Who are they keeping out of the lineup? When a senior is starting that means that a younger player isn't starting in the same spot. In some cases that's a good thing. Other times, though, the senior is holding a talented youngster out of action, or is keeping a young player on the bench who could be improving significantly with each starting opportunity. In some cases starting a senior can actually make a team weaker – both now and into the future.
Have they worked with the same coach their whole careers? A senior who has played for the same coach his whole career is more valuable by far than one who has gone through a coaching change – especially is the coach was also there when he was recruited. Through four or five years of experience the player has come to know the coach very well, and they know the systems and how to prepare for games. That helps the player to be at his best, and it also helps the coaches because they have another voice that knows what needs to be done. If a player has changed coaches, though, then they don't have the same relationship, and because they weren't recruited by the coaches they may not even be the ideal type of player that the coach would like to have.

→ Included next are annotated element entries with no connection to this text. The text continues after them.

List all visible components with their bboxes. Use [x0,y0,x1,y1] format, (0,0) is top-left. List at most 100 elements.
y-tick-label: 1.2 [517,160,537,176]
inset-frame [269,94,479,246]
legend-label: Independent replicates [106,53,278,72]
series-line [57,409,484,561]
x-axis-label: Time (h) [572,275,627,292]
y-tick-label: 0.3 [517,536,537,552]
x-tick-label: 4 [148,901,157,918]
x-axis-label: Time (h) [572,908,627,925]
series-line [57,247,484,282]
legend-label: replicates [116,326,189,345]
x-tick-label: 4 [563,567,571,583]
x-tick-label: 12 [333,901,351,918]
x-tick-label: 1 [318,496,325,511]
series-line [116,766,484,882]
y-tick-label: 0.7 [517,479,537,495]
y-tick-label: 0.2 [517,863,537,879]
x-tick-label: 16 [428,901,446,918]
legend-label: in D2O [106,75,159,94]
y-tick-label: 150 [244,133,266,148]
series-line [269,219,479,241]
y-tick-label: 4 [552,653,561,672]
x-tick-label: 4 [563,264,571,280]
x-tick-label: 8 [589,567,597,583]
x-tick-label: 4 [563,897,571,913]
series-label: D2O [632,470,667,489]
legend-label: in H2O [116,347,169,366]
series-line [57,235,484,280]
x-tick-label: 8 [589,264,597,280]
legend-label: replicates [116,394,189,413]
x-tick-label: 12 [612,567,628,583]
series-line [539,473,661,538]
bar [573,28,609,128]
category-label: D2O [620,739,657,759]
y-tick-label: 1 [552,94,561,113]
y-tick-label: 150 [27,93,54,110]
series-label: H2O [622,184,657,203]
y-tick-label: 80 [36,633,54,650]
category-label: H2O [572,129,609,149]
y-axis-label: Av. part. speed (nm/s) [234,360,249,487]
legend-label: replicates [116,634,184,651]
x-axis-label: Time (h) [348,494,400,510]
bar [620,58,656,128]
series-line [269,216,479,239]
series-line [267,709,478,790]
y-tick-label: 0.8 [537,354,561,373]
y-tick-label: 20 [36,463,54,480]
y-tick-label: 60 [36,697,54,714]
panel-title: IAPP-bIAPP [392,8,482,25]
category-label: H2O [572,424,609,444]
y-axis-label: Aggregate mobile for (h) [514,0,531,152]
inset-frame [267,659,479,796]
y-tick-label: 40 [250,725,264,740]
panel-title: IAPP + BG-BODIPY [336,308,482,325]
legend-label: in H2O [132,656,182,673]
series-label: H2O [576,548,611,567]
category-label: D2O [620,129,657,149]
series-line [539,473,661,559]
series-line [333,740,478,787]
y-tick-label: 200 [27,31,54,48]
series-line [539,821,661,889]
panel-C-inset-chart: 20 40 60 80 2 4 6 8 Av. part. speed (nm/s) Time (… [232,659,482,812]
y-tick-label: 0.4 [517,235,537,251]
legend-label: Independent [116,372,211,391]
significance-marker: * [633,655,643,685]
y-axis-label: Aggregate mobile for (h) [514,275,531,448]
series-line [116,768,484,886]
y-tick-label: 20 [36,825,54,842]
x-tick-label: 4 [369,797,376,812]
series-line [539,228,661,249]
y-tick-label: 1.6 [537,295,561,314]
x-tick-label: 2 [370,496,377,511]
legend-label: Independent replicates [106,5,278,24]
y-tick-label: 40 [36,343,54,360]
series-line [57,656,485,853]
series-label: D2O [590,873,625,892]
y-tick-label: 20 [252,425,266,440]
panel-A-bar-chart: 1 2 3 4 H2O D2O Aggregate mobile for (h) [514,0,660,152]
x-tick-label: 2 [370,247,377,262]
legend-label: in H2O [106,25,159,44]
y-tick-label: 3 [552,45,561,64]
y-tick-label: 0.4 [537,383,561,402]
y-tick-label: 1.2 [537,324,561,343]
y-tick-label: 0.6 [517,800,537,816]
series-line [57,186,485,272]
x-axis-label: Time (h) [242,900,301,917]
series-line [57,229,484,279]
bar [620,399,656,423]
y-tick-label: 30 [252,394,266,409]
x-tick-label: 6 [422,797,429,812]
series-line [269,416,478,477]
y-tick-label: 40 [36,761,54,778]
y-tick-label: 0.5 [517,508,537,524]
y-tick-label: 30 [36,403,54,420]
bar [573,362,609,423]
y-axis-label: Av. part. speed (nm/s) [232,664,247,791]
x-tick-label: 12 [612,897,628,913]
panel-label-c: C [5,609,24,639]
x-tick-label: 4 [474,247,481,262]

Have they improved through their career? – You generally want to see a player's career progress on an upward trajectory – key stats improving each year as they get more experienced. If a player has done that through their career then it's a fair bet that they will improve again as a senior and they will lift their team as a result. If a player has been less consistent, though – or if they peaked early in their career and their productivity has fallen off since – then you can't be sure what they will bring this year, and it's harder to get excited about having the senior in the lineup.
Are they strong leaders? – A player can more than make up for any deficiency in talent they may have if they are a very strong leader – the floor general or pseudo-coach type. That's the kind of senior that makes a team better almost no matter what. Some people assume that all seniors are like that, but that's clearly not the case. Understanding the type of player and leader a senior is valuable in assessing their importance to a team.